Sufficient? No. I was later told to again visit the other bank and have my passport and person verified. The deep freeze continued.
In the Australian news on 8 January was the story of a family that was the victim of scammers – only some of them illegal – and could the bank be considered a legal arm of scamming? The case has now been settled but the family will feel traumatised and victimised for some time to come. The loss of money isn’t the only grief here.
Briefly (but do read the whole article): an elderly parent was scammed into downloading malware. The family immediately contacted the bank and was told that all was well and there had been no suspicious activity. They went off to bed, knowing they had ensured their accounts were safe, as stated by the bank.
But the scammers accessed their line of credit and removed $150,000 AUD in eight minutes. Then, the family was hit up by the legal scammers: the bank; they had to pay 6.9 per cent interest on the money that the bank had willingly handed over to the illegal scammers. The bank profited from the scam.
“It’s basically racketeering,” the man’s son told news.com.au. He is right. And it transpired the bank had failed to tell them of other steps that they needed to take to protect their accounts.

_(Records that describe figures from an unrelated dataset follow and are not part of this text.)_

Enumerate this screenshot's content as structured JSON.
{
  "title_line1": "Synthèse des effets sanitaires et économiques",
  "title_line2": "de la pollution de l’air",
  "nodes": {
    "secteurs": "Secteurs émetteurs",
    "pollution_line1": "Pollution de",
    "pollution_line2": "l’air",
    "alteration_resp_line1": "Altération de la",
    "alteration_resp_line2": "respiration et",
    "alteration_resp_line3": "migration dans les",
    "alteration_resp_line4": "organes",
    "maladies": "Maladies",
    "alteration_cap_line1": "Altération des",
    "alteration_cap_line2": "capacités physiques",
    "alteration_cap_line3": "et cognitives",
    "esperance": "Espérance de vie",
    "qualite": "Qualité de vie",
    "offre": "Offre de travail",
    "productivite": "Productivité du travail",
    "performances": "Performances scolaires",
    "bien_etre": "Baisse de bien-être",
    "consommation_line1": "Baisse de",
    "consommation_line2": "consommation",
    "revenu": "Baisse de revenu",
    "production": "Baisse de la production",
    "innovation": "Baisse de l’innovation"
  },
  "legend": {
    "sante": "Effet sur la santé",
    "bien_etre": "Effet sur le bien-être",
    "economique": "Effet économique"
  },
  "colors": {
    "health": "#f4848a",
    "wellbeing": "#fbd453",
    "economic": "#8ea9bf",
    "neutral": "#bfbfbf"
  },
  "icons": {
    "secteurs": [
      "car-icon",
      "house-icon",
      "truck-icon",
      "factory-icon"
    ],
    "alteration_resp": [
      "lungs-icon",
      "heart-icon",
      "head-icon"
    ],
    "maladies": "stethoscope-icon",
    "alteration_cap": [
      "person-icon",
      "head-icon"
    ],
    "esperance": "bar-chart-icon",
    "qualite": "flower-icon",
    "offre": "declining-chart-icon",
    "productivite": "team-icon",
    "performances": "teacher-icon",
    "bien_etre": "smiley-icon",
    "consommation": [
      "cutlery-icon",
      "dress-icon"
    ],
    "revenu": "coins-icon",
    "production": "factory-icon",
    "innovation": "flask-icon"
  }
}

This case is just one example of banks failing us. It is their job to keep our money secure but their cyber security and processes are not fit for purpose. Scammers, purveyors of viruses, malware, spyware, or any other malign, manipulative, persuasive person, organisation or AI invention can help themselves at will to our money. If we’re lucky, we come through unscathed but far too many of us are let down by these institutions.
The process to reinstate my accounts, with full use of my funds, was rightly and justifiably rigorous in the thawing process. But it took 20 days.
Yet, it is easy for the thieves of all descriptions to remove your funds. They can remove our money at will. And they do. This is just wrong.
Along with many others, I have been scammed in a bait-and-switch swindle: they can be so subtle and not easy to see until the awful realisation dawns that, instead of a new pair of shoes, you just have a large bank withdrawal and bare feet.
We are all vulnerable to the meticulous planning of the scamming industry. Those who victim blame have likely not yet been a victim. I was not looking for deals too good to be true, or using an unknown or suspicious site: simply trying purchase footwear from a trusted and previously used business website. It is becoming impossible to trust the most benign and innocent of online transactions.
My questions to banks:
1. Why is it so difficult for you to protect our money? We can lock credit cards, but our accounts are just out there for anyone to help themselves to.
2. Why, having frozen them, does it take weeks to defrost them?
3. Why did the NZ branch manager not know how to unfreeze accounts? He had ‘to find out’. He and I were engaged in sufficient numbers of emails to make his wife suspicious.
4. In the absence of a straightforward and structured procedure to freeze and defrost, how are we supposed to protect our money? Three weeks is abysmal and unacceptable.
5. Why are the bad guys demonstrably smarter than those tasked with protecting our money and providing security? Hell, why don’t you just employ them, the bad guys, to do just that – they are obviously far more technically able than those you presently employ.
This exercise has cost us in interest, time and frustration. There was no identified process and the steps involved were not made clear, so we had to blunder through as best we could.
How come the bad guys can get our money so easily when we can’t?